2. A fruit picking robot automated end effector as claimed in claim 1, wherein: the shell (1) is a hollow structure with openings at the upper end and the lower end, and the shell cover (2) is provided with a large round caliber suitable for fruits to pass through.

3. A fruit picking robot automated end effector as claimed in claim 1, wherein: the main control board (14) is respectively connected with a relay (15), an infrared sensor (17) for starting and an infrared sensor (16) for stopping by leads, and the relay (15) is connected with a motor (13) by leads.

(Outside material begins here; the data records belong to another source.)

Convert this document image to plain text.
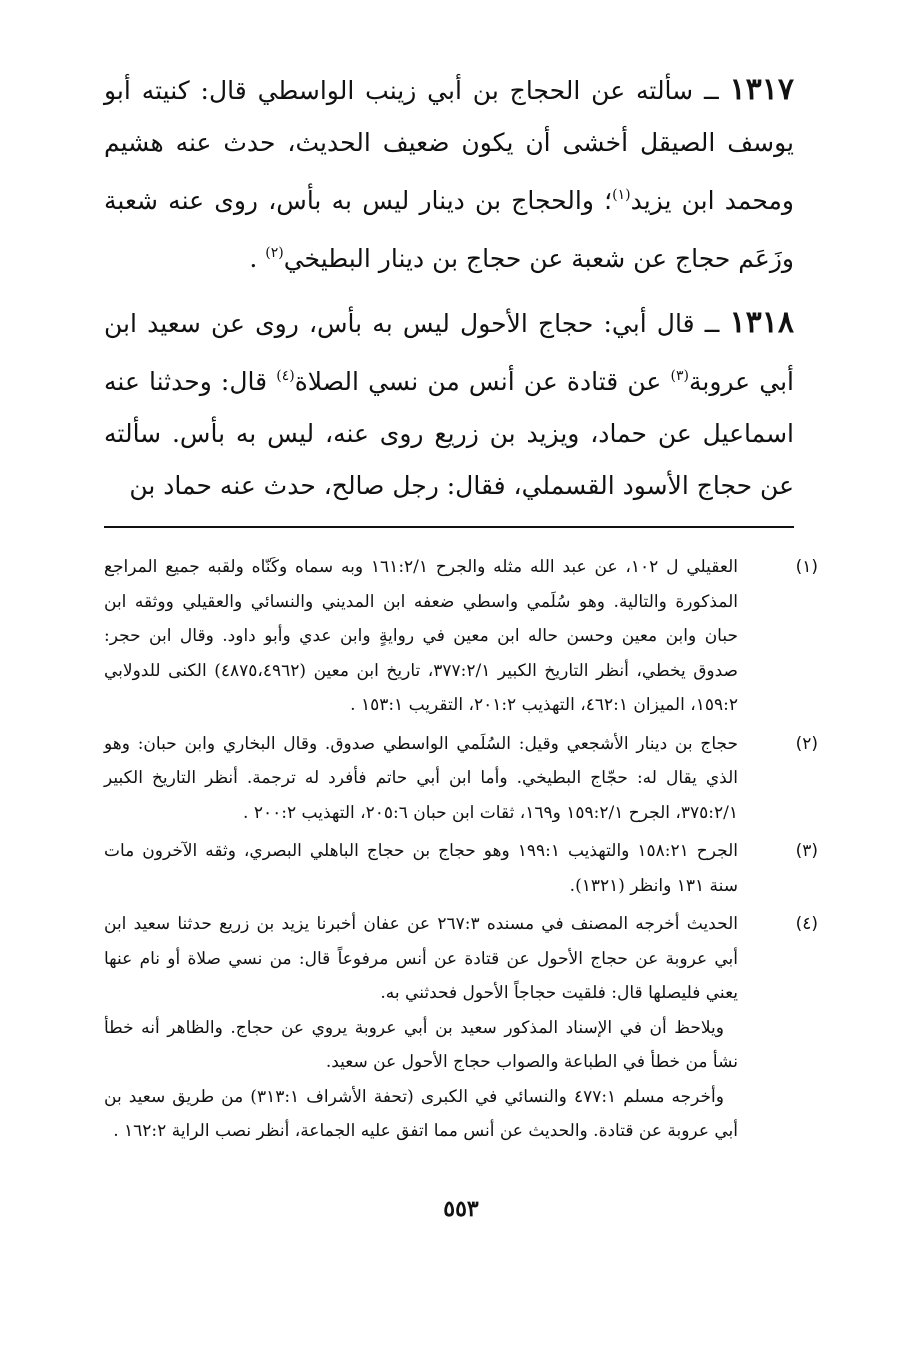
١٣١٧ ــ سألته عن الحجاج بن أبي زينب الواسطي قال: كنيته أبو يوسف الصيقل أخشى أن يكون ضعيف الحديث، حدث عنه هشيم ومحمد ابن يزيد$^{(١)}$؛ والحجاج بن دينار ليس به بأس، روى عنه شعبة وزَعَم حجاج عن شعبة عن حجاج بن دينار البطيخي$^{(٢)}$ .

١٣١٨ ــ قال أبي: حجاج الأحول ليس به بأس، روى عن سعيد ابن أبي عروبة$^{(٣)}$ عن قتادة عن أنس من نسي الصلاة$^{(٤)}$ قال: وحدثنا عنه اسماعيل عن حماد، ويزيد بن زريع روى عنه، ليس به بأس. سألته عن حجاج الأسود القسملي، فقال: رجل صالح، حدث عنه حماد بن

(١)
العقيلي ل ١٠٢، عن عبد الله مثله والجرح ١٦١:٢/١ وبه سماه وكَنّاه ولقبه جميع المراجع المذكورة والتالية. وهو سُلَمي واسطي ضعفه ابن المديني والنسائي والعقيلي ووثقه ابن حبان وابن معين وحسن حاله ابن معين في روايةٍ وابن عدي وأبو داود. وقال ابن حجر: صدوق يخطي، أنظر التاريخ الكبير ٣٧٧:٢/١، تاريخ ابن معين (٤٨٧٥،٤٩٦٢) الكنى للدولابي ١٥٩:٢، الميزان ٤٦٢:١، التهذيب ٢٠١:٢، التقريب ١٥٣:١ .
(٢)
حجاج بن دينار الأشجعي وقيل: السُلَمي الواسطي صدوق. وقال البخاري وابن حبان: وهو الذي يقال له: حجّاج البطيخي. وأما ابن أبي حاتم فأفرد له ترجمة. أنظر التاريخ الكبير ٣٧٥:٢/١، الجرح ١٥٩:٢/١ و١٦٩، ثقات ابن حبان ٢٠٥:٦، التهذيب ٢٠٠:٢ .
(٣)
الجرح ١٥٨:٢١ والتهذيب ١٩٩:١ وهو حجاج بن حجاج الباهلي البصري، وثقه الآخرون مات سنة ١٣١ وانظر (١٣٢١).
(٤)
الحديث أخرجه المصنف في مسنده ٢٦٧:٣ عن عفان أخبرنا يزيد بن زريع حدثنا سعيد ابن أبي عروبة عن حجاج الأحول عن قتادة عن أنس مرفوعاً قال: من نسي صلاة أو نام عنها يعني فليصلها قال: فلقيت حجاجاً الأحول فحدثني به.
ويلاحظ أن في الإسناد المذكور سعيد بن أبي عروبة يروي عن حجاج. والظاهر أنه خطأ نشأ من خطأ في الطباعة والصواب حجاج الأحول عن سعيد.
وأخرجه مسلم ٤٧٧:١ والنسائي في الكبرى (تحفة الأشراف ٣١٣:١) من طريق سعيد بن أبي عروبة عن قتادة. والحديث عن أنس مما اتفق عليه الجماعة، أنظر نصب الراية ١٦٢:٢ .
٥٥٣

4. A fruit picking robot automated end effector as claimed in claim 1, wherein: the driving bevel gear (12) is meshed with the driven bevel gear (10); the rotating shaft (11) is arranged on the motor bracket (8) through a bearing (20), the driven bevel gear (10) is arranged at one end of the rotating shaft (11), and the crank (9) is arranged at the other end of the rotating shaft (11).

5. A fruit picking robot automated end effector as claimed in claim 1, wherein: the crank (9), the crank cylindrical pin (25) and the push rod (7) jointly form a sine mechanism.

6. A fruit picking robot automated end effector as claimed in claim 1, wherein: the push rod cylindrical pin (6), the outer cutter body (4) and the inner cutter body (5) jointly form a variable fulcrum lever mechanism, and the push rod cylindrical pin (6) is fixed on the push rod (7) and matched with the cutter body notch and the shell wall notch (5).

7. An automated end effector for a fruit picking robot as claimed in claim 1, wherein the inner and outer cutter bodies are notched on their sides and the cutter bodies are mounted on the housing for rotation about their fixed points.